Forelesning
Articulation and Entanglement: Notes on the “Global Contemporary”
A talk by Professor Andrew Stefan Weiner, from New York University, on relations between aesthetics, politics and media.
Over the last two decades interest in global contemporary art has surged sharply, whether on the commercial market, across the biennial circuit, or in the university. However, the speed of these developments has often outstripped our understanding of how such art might matter. What sort of assumptions about community, historicity, and universality subtend our concept of “the global contemporary”? What risks do we run by using this term without scrutiny? In what ways is the notion of the global contemporary entangled with or even determined by the hegemony of advanced neoliberal capitalism? How might we schematize the conditions under which aesthetics and politics can be most effectively articulated within our current conjuncture?
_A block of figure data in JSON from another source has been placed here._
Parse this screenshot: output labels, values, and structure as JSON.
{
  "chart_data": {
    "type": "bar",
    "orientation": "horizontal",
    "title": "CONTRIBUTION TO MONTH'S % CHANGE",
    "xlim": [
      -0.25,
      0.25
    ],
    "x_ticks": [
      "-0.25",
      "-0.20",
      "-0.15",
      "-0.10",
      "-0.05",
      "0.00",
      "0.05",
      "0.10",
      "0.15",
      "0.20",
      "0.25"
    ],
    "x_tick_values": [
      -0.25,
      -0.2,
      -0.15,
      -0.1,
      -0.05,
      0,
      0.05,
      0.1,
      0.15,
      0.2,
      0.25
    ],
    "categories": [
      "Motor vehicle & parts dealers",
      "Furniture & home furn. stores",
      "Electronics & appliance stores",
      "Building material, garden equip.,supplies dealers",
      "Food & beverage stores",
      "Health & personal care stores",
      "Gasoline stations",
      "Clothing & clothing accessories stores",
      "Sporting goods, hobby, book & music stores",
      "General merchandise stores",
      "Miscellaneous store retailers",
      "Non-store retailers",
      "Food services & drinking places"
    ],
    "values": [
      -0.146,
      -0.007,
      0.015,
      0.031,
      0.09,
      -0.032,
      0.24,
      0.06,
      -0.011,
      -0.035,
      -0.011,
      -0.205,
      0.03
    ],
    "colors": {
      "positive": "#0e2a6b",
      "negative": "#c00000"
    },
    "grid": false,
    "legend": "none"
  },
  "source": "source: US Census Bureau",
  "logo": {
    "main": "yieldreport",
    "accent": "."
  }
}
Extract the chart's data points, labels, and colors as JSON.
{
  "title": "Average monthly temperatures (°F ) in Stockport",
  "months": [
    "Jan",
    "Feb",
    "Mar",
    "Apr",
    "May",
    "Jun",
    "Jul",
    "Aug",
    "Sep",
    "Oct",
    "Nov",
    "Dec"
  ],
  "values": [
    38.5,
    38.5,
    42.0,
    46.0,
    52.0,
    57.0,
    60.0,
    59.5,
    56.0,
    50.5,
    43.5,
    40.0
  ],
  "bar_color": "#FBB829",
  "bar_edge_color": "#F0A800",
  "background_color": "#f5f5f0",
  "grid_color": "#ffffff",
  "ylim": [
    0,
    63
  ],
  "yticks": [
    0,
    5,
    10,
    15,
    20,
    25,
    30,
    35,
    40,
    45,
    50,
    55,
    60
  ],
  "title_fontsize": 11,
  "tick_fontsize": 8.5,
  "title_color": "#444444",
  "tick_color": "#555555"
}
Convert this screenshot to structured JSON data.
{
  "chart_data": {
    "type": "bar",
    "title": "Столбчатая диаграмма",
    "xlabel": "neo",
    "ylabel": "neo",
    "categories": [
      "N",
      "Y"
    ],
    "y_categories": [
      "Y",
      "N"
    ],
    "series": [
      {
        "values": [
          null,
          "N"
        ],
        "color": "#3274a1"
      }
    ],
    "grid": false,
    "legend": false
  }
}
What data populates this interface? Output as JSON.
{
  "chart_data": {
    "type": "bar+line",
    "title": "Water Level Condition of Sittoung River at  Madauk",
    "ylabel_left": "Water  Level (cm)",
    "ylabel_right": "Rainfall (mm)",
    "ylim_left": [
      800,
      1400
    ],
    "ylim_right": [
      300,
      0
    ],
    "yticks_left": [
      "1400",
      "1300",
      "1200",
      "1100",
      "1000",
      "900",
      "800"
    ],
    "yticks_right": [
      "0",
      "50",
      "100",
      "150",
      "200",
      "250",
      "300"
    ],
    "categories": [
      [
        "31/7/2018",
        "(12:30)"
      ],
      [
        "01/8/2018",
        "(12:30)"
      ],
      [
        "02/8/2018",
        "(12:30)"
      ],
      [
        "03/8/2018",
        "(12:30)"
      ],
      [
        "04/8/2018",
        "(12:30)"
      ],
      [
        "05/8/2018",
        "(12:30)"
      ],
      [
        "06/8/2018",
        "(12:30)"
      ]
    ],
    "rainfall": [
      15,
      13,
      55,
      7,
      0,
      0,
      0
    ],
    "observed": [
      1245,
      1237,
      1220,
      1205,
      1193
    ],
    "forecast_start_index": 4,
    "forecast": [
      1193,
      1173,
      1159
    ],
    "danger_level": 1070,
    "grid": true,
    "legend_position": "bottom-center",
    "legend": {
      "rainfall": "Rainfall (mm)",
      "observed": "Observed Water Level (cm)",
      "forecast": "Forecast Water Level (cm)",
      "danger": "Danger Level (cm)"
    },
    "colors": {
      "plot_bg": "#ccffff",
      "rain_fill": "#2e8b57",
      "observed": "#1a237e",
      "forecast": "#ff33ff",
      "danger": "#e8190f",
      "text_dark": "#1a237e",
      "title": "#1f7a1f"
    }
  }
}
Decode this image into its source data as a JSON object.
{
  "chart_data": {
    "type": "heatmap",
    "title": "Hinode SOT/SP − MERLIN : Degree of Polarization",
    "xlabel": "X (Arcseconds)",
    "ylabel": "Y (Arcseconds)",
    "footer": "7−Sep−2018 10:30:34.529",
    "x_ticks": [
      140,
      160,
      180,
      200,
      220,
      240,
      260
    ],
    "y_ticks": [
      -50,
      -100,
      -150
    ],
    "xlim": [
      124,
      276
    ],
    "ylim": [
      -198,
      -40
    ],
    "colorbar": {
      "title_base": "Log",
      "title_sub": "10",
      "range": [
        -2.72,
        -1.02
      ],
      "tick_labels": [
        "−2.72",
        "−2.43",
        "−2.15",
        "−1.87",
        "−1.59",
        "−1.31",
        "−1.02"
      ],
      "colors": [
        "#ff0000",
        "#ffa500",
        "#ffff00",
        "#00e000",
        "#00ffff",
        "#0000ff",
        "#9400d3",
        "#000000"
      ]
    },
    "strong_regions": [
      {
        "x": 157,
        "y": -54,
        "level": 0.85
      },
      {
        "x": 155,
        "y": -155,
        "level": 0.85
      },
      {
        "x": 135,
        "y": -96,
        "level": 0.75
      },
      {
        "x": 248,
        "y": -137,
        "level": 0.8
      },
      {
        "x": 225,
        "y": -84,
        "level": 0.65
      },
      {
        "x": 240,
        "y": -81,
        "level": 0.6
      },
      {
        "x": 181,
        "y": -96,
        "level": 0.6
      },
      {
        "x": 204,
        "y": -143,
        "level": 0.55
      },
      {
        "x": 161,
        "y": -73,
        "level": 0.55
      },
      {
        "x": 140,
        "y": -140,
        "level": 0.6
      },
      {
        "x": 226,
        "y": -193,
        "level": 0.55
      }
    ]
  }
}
This talk engages such questions by examining the recent emergence of a hybrid space between art and politics –– the space of forms like social practice and artistic research. It traces the development of this “aesthetico-political” sphere back to the complex cultural politics of 1968 in Central Europe. Focusing on West Germany and Austria, the paper surveys the proliferation of new event forms like Media Actions, which sought to function both symbolically and directly. Moving back to the present, it evaluates the ongoing institutionalization and globalization of aesthetico-political activity. It closes by examining examples of practices that position the history of regional socialisms as a critical counterweight to the ideology of the global contemporary.
Andrew Weiner is an interdisciplinary researcher whose work aims to theorize and historicize relations between aesthetics, politics, and media. He is Assistant Professor of Art Theory and Criticism at New York University. He received his Ph.D. in Rhetoric from University of California-Berkeley in 2011. He has published scholarly essays in journals including Grey Room, ARTMargins, and the Journal of Visual Culture, and regularly contributes critical writing to Texte zur Kunst; Art Forum, and Afterall.